Я отвечал кратко и точно. Беседа длилась больше часа.

Фомич и Анисименко не спешили. Они живо интересовались всем, что происходило на фронте и в глубоком тылу оккупантов. Я говорил о том, что тыл врага непрочен, в глухих селах гарнизонов нет, для машин оккупантов они малодоступны из-за снега, симпатии населения всецело на стороне партизан.

— Нужна спичка, — говорил я, — горючего материала много. Но главное — это разгром немцев под Москвой. Вести об этом проникают в самые глухие углы.

Тон беседы нашей был задушевен и прост, секретарь райкома и Анисименко произвели на меня прекрасное впечатление.

В конце беседы Фомич сообщил, что райком имеет теперь директиву ЦК принимать в свой отряд и военнослужащих.

— До сих пор, — пояснил Анисименко, — мы переправляли их через фронт, к нашим.

— Но, товарищ капитан, — сказал Фомич после раздумья, — мы должны предупредить вас: отряд наш еще очень молод и невелик. Батальонов и рот не имеем. Поэтому — вы должны понять нас правильно — мы, как бы это сказать, не сможем предоставить вам соответствующей…

— Должности, — подсказал я и засмеялся.

— Вот именно, — улыбнулся Фомич. Анисименко поспешил добавить, что в их отряде почти все — рядовые, кроме одного-двух средних командиров.

— Но вообще, товарищ капитан, — сказал Фомич, — есть уже крупный отряд на Сумщине. Там и капитаны имеются и даже полковой комиссар. Если пожелаете, мы свяжем вас с ними… Это отряд товарища Ковпака. Хотите туда?

Я был тронут тактом и чуткостью Фомича. В обстановке, когда его отряд только что вышел из подполья, где понес тяжелые потери, когда ему остро нужны были военные люди, Фомич все же щадил мое самолюбие.

— Нет, товарищи! — от всего сердца ответил я. — Теперь у коммуниста одна должность — быть прежде всего солдатом, а батальоны, думаю, создадим сами.

— Вот это по-партийному, — вырвалось у Анисименко.

— Я ожидал этого ответа от коммуниста, — сказал Фомич. — Вы нам, Михаил Иванович, нужны.

С этих пор Фомич называл меня только по имени и отчеству. Он подал мне карандаш и бумагу для заявления.

— А что касается вашей партийности, то райком обсудит в свое время вопрос о признании вас членом партии. Пишите.

Я написал:

«Для участия в борьбе за освобождение моей Родины, Союза Советских Социалистических Республик, от немецко-фашистских оккупантов прошу зачислить меня и сержанта Баранникова Николая Никитича бойцами партизанского отряда Червонного района Сумской области».

Анисименко провел нас в соседний дом, где были остальные партизаны. Они готовились к обеду.

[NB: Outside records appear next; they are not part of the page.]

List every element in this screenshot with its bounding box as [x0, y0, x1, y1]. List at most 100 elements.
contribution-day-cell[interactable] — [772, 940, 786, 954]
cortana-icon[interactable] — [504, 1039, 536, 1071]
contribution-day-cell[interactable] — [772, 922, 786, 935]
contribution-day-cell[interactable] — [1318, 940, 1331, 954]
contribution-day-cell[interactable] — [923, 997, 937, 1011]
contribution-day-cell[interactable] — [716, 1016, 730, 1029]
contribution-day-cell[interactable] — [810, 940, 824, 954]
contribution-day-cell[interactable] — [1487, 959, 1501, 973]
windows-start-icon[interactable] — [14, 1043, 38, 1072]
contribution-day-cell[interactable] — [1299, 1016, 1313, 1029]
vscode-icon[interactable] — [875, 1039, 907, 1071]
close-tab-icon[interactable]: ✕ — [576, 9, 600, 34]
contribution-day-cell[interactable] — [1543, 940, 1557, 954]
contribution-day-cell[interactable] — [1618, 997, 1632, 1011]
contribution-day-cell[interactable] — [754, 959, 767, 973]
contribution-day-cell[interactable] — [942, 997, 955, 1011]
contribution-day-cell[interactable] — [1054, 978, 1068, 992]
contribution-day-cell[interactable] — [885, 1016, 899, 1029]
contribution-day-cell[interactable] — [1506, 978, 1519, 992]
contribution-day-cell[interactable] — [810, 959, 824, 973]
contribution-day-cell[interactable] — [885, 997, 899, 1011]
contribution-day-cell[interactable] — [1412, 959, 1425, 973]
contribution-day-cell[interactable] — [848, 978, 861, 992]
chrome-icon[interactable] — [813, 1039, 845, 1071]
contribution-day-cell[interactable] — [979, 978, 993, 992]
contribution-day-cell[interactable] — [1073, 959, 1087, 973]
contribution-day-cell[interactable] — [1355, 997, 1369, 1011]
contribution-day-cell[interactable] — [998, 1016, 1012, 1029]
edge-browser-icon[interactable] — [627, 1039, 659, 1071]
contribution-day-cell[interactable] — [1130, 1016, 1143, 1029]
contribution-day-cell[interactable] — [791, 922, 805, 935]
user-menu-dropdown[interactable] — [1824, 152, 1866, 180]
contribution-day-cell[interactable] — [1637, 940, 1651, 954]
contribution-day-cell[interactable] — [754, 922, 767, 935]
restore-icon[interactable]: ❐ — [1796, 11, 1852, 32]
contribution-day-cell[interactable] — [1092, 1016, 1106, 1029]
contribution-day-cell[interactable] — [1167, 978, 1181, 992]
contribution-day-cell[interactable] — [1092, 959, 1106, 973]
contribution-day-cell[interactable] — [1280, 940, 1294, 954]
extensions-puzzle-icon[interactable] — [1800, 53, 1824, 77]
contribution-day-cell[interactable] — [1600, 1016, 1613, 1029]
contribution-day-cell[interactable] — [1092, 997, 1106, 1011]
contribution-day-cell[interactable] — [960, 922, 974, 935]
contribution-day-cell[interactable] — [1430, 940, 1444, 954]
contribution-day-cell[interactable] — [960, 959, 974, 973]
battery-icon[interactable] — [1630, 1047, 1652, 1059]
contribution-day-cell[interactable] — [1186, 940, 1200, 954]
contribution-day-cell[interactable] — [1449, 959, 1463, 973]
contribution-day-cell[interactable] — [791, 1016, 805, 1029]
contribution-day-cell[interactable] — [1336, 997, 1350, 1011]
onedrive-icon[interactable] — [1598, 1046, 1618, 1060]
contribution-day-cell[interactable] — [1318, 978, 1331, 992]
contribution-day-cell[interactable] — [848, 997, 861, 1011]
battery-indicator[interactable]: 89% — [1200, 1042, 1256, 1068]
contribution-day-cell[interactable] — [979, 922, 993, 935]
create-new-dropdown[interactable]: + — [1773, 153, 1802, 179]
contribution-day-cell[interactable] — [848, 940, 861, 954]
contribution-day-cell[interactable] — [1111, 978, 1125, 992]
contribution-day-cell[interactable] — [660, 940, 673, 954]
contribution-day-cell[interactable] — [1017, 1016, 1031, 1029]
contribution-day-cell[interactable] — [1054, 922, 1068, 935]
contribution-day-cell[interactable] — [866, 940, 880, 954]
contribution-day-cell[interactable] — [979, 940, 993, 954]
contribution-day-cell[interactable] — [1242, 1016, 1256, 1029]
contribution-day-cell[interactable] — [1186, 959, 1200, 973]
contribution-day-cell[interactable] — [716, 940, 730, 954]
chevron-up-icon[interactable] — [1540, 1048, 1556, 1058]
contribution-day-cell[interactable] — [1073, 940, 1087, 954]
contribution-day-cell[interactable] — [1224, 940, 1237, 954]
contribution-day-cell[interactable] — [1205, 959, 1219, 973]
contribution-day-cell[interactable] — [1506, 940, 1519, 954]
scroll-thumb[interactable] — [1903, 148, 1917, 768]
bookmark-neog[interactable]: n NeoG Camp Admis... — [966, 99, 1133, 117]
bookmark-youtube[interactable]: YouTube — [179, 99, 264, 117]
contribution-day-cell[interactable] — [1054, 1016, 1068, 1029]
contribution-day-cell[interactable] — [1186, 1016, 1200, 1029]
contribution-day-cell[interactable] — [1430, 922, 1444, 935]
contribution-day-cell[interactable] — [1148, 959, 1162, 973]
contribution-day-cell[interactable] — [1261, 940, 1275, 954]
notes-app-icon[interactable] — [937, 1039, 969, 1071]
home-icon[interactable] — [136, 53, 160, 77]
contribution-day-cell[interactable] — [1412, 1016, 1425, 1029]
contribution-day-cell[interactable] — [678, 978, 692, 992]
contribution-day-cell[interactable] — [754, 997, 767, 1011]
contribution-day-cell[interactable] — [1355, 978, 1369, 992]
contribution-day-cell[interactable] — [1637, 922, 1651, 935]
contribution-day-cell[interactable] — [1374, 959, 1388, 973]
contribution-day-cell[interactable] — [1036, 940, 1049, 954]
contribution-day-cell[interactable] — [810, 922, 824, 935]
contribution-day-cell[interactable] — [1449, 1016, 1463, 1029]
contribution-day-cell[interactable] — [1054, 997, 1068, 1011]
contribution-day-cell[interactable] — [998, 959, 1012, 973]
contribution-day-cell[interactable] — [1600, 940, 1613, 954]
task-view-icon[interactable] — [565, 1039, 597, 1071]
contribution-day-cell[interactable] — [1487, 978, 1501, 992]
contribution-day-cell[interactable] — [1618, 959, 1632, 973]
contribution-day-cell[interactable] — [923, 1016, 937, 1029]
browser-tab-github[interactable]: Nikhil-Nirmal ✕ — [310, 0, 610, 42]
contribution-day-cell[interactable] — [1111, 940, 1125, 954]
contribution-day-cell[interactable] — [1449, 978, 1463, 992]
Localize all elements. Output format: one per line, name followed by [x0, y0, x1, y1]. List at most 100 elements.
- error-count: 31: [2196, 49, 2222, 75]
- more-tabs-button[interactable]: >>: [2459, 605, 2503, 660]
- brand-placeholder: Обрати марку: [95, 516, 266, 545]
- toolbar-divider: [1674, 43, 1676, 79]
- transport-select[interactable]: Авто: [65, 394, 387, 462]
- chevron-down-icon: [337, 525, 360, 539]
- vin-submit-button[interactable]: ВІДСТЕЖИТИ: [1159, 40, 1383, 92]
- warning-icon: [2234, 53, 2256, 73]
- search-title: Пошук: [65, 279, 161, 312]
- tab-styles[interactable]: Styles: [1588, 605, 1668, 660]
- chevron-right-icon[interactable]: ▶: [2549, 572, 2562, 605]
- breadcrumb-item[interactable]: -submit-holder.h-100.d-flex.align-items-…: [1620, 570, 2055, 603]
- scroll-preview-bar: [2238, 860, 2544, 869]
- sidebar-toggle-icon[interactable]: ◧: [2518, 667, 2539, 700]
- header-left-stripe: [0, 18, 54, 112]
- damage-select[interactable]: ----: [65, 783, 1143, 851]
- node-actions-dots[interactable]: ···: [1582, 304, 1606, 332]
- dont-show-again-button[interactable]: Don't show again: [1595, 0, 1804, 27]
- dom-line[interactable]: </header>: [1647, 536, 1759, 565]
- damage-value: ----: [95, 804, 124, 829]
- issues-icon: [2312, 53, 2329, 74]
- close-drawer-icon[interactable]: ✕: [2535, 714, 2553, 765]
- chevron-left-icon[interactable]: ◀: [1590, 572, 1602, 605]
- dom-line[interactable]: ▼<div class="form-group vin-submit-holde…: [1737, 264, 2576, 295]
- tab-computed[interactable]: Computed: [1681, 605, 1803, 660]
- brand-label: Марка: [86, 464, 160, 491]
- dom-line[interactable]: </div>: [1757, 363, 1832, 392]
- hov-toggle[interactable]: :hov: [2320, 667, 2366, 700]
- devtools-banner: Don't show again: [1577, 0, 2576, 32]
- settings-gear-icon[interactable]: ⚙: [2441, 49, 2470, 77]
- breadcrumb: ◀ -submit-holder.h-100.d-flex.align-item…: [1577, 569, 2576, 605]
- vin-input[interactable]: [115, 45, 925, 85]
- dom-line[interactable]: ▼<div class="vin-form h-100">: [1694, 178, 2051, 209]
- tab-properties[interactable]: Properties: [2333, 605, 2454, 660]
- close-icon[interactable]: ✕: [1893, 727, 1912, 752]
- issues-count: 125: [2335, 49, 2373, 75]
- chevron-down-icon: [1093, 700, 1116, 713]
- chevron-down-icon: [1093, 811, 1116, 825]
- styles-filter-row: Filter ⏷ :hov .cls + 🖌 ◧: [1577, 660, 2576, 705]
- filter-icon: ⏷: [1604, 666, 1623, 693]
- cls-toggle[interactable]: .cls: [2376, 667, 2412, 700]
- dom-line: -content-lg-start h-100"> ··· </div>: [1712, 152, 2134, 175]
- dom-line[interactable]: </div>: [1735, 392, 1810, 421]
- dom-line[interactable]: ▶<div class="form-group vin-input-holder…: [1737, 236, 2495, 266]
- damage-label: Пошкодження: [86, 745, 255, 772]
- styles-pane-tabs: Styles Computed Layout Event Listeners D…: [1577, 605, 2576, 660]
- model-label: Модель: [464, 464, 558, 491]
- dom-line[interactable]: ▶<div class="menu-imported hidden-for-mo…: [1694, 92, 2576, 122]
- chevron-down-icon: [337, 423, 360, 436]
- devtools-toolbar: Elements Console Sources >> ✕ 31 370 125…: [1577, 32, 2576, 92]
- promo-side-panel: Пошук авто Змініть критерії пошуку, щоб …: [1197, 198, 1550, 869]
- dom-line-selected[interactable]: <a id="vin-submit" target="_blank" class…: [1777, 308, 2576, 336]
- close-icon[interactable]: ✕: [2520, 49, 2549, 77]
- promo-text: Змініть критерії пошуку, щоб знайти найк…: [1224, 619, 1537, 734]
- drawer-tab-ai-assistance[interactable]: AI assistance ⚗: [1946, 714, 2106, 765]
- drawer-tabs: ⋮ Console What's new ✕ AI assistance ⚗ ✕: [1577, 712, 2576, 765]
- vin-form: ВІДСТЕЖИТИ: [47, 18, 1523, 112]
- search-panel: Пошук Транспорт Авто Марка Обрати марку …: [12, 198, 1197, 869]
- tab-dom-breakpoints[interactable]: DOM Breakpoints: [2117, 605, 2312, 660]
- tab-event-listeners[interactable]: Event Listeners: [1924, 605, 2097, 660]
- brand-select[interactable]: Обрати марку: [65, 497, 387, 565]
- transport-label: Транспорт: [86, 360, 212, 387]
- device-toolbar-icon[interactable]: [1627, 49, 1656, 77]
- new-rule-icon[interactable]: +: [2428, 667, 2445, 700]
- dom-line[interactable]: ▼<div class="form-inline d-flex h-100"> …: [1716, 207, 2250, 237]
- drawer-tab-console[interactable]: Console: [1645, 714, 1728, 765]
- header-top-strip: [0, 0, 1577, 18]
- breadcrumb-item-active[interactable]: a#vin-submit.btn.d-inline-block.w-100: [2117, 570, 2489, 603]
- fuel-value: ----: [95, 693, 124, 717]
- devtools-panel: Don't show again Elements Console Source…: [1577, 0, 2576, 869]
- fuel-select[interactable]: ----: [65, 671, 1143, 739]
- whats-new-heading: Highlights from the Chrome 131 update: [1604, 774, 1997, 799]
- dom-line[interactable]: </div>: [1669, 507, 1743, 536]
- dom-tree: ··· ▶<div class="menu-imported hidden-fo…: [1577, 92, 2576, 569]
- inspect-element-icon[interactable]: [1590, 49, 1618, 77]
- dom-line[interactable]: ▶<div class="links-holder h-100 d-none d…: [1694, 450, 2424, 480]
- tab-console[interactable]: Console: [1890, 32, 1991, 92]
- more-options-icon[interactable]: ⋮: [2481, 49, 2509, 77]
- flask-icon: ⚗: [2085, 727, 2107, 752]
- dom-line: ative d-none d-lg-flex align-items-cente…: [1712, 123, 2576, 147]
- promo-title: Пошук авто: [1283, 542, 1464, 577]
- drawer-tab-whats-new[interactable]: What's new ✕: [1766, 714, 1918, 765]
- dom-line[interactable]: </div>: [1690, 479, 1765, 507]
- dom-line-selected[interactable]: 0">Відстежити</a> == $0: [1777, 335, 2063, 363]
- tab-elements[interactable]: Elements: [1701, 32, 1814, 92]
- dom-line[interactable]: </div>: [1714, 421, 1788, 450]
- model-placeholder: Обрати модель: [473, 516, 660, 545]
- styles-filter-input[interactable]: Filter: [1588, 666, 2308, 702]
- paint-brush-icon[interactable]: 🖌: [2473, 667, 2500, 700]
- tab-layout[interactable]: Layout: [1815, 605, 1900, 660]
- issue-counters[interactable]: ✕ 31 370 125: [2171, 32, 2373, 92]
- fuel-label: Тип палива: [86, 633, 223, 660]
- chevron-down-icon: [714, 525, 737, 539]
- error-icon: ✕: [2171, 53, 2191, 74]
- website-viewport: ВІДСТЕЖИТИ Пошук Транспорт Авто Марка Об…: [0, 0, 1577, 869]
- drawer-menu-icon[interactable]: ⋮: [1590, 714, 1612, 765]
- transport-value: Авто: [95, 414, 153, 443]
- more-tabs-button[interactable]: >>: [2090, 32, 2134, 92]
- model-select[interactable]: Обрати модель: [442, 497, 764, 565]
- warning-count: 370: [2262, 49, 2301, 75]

— В нашем полку прибывает, хлопцы! — крикнул высокий детина, оказавшийся командиром группы.

— Дегтярев, Терентий Павлович, — сказал он просто, пожимая мою руку.

— Дегтярев, — повернулся он к Баранникову и тоже пожал ему руку.

У Дегтярева было необыкновенно смуглое красивое лицо. Его темно-карие выразительные глаза, густые брови, сросшиеся над прямым небольшим носом, курчавая голова, его могучие плечи — все это располагало к нему с первой же минуты знакомства.